As he leads us through countless secure doors and into the compound guarded from the outside world by the high stone wall, he says: “It is an important job and it is not finished yet.”
Nazis nailed
John Demjanjuk – After the war he emigrated to Ohio where he worked in a car factory. Despite protesting his innocence for decades he was finally convicted in 2011 of being an accessory to the 28,060 murders that occurred during his service at Sobibor, in occupied Poland. He was sentenced to five years in jail but died ten months later aged 91.
Oskar Gröning – By his own admission, Gröning was an “enthusiastic Nazi” when he joined the SS and went to work as an accountant at Auschwitz, often stealing cash and jewellery from Jews on their way to the gas chambers. He was sentenced to four years in jail in 2015 for being an accessory to 300,000 murders. His lawyers filed a series of appeals meaning he died in 2018 aged 96 before he had started his jail term.
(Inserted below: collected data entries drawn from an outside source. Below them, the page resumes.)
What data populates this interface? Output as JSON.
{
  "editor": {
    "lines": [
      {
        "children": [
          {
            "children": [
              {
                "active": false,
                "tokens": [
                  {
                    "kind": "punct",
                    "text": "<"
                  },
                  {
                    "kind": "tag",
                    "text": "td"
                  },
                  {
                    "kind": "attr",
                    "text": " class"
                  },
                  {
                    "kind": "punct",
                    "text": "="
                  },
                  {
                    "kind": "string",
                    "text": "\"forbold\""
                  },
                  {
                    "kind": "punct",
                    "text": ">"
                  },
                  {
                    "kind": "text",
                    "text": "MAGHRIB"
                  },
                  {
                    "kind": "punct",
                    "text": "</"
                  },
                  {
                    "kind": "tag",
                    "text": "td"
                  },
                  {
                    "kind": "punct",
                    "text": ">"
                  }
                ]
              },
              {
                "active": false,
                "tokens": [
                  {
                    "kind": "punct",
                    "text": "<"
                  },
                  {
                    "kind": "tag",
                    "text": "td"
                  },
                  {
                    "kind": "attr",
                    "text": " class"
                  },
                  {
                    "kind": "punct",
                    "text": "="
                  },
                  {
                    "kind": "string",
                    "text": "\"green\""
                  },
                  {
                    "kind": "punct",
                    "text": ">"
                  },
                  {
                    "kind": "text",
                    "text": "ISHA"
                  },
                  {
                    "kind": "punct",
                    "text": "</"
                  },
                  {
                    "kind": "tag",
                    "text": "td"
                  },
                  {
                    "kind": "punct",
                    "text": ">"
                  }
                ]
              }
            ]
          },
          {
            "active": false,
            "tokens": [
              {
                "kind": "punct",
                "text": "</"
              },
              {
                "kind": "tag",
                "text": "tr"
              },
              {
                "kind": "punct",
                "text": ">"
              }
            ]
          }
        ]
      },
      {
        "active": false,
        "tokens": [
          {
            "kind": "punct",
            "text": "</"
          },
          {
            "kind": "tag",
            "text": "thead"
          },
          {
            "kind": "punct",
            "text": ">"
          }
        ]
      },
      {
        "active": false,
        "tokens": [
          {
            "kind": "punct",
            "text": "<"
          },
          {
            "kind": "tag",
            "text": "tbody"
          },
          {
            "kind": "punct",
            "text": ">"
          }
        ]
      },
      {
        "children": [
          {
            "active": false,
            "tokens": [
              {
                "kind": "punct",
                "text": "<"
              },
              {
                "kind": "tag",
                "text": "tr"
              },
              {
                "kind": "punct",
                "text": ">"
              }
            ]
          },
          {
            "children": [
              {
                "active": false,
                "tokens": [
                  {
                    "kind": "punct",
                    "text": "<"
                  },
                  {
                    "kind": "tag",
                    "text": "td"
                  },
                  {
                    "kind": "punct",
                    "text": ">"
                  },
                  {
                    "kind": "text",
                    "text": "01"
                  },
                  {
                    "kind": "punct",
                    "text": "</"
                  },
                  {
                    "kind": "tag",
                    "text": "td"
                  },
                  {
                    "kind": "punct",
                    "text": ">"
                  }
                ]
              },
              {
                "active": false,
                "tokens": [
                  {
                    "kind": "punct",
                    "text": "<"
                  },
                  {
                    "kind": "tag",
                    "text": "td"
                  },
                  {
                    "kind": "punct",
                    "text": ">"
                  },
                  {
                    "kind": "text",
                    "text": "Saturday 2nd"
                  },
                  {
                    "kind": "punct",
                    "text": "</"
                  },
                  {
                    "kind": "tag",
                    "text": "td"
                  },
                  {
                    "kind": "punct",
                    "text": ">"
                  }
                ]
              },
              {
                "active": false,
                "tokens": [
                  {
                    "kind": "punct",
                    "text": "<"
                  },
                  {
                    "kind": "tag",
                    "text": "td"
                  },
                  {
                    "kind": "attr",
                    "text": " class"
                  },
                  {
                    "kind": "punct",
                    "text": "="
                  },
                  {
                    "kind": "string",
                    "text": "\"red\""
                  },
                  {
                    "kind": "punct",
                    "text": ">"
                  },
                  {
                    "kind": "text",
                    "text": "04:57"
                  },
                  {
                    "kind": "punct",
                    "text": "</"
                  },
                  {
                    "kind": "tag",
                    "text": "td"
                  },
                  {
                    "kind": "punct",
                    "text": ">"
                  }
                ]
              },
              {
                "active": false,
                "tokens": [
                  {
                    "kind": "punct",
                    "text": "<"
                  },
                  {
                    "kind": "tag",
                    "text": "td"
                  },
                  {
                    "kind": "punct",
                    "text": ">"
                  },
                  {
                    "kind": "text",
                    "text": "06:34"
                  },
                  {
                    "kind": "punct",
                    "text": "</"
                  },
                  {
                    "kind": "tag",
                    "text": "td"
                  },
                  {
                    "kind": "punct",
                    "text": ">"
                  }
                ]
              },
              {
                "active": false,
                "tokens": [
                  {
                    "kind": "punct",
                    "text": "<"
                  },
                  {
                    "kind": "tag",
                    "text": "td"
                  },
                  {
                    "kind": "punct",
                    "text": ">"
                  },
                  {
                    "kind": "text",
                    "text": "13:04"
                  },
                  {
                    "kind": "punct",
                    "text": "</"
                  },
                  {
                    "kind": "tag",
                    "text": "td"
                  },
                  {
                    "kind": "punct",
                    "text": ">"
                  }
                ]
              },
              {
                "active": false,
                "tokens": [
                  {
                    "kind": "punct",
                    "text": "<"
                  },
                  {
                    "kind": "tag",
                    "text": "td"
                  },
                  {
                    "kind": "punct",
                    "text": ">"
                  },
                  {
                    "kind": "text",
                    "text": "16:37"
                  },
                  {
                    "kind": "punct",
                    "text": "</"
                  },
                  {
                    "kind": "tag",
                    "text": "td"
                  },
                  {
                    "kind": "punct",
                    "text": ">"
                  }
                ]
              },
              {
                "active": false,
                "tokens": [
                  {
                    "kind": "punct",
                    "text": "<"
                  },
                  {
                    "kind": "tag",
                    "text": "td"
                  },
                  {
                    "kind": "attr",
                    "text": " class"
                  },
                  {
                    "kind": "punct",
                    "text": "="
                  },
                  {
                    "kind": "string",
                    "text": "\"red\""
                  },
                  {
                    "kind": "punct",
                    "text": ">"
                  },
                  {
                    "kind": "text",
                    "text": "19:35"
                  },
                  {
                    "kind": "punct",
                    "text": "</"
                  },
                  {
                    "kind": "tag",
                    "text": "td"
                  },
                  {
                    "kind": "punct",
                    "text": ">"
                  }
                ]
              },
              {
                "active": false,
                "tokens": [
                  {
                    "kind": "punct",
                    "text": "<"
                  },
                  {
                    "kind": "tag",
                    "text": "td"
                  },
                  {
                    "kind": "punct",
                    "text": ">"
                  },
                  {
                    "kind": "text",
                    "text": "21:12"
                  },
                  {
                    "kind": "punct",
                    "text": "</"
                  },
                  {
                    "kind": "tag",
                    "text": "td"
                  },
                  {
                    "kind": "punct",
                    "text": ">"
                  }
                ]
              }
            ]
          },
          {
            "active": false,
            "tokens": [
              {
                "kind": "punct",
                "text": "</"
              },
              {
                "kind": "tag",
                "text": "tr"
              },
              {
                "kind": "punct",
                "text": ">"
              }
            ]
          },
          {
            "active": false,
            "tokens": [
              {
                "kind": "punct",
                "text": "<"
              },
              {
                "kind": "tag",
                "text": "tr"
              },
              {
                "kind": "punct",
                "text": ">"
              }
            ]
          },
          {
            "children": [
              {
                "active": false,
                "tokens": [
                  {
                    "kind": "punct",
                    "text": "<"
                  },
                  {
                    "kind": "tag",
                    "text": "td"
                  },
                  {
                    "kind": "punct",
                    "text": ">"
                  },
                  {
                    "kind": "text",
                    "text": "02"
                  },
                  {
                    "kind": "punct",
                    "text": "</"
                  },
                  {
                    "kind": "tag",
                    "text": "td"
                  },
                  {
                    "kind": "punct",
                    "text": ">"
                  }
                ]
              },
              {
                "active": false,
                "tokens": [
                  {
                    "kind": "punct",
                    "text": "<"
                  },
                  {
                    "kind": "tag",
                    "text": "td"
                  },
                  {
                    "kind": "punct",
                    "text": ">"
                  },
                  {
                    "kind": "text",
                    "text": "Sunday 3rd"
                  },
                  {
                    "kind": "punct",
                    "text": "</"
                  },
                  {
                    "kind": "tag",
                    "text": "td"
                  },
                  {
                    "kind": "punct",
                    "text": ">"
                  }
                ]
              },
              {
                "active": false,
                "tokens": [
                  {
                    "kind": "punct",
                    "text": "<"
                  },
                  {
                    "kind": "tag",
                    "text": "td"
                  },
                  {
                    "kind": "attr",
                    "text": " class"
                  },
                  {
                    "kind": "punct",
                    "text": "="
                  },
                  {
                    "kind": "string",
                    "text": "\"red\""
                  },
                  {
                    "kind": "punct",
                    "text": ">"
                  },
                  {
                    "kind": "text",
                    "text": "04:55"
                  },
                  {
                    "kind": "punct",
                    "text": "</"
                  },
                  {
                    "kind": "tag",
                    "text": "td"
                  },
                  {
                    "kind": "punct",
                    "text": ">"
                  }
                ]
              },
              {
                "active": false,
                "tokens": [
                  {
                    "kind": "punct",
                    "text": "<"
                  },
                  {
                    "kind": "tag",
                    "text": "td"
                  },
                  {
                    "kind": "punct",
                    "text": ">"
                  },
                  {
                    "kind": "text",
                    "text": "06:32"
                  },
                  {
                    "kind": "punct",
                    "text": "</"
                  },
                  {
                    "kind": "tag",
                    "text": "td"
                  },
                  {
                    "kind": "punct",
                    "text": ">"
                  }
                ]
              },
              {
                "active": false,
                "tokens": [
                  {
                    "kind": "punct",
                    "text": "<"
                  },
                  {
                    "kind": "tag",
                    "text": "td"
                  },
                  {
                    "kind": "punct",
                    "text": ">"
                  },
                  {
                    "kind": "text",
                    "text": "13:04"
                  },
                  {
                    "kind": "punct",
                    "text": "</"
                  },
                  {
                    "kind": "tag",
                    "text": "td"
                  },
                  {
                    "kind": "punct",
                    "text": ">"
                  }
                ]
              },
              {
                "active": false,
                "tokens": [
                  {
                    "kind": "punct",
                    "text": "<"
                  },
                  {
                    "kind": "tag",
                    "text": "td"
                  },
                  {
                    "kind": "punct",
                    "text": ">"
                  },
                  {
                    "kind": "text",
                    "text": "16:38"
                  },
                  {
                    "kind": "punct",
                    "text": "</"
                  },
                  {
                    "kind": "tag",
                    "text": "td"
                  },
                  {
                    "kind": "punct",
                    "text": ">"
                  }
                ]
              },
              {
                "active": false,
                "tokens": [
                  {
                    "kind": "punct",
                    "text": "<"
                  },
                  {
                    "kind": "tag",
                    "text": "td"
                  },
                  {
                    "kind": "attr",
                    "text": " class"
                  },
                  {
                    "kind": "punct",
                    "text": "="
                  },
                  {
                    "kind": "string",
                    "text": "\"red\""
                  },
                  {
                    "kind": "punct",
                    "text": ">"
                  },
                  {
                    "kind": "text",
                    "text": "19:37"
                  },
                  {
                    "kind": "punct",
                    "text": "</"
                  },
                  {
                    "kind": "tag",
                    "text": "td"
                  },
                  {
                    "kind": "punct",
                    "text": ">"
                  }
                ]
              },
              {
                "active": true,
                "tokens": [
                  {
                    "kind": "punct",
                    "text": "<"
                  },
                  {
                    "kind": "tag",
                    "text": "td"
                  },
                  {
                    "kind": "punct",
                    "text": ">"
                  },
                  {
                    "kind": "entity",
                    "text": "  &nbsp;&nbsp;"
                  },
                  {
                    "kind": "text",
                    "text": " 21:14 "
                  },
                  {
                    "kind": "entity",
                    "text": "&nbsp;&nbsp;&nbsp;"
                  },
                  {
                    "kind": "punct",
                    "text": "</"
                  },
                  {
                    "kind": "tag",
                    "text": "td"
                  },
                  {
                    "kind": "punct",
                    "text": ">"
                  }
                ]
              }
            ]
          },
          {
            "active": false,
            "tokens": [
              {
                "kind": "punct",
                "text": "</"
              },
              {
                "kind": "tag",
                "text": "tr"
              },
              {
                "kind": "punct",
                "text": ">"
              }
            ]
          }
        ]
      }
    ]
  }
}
Reinhold Hanning – The retired dairy farmer was convicted in 2016 of being an accessory to 170,000 people at Auschwitz where he worked as a guard. His job was to meet Jewish prisoners off trains and escort them to the gas chambers. The judge told him: “You were part of a criminal organisation and took part in criminal activity.” He died a year later aged 95.
Bruno Dey – Wheelchair-bound Dey was convicted in 2020 of being an accessory to the murder of 5,232 people at Stutthof concentration camp in the final months of the war. They included the deaths of 5,000 prisoners in a typhus outbreak because they were denied access to food, water and medication. The watchtower guard was given a two-year suspended sentence as he was only 17 at the time of his crimes.
Irmgard Furchner – Dubbed the “secretary of evil”, Furchner worked as the admin assistant for the commander of the Stutthof camp in Poland. The court heard that due to her role she was fully aware of everything that was going on at the camp with more than 10,000 people being murdered there during her tenure. She was given a two-year suspended sentence as she was a juvenile at the time. She died in January aged 99.
Josef Schütz – The camp guard became the oldest person convicted of Holocaust crimes when he was found guilty of being an accessory to the murders of 3,518 prisoners in 2022 aged 101. He was given a five-year jail term. The court heard he aided and abetted the execution of prisoners of war by firing squad and by using poisonous gas Zyklon B. He was given five years but appealed and died less than a year later aged 102 without beginning his sentence.
Gregor Formanek – After lengthy battles by his lawyers who claimed he was too frail to stand trial, Formanek was deemed fit to face court last December over claims he aided and abetted the murder of 3,300 people while working as a guard at the Sachsenhausen concentration camp, near Berlin. Formanek died aged 100 earlier this year before he could be put in the dock.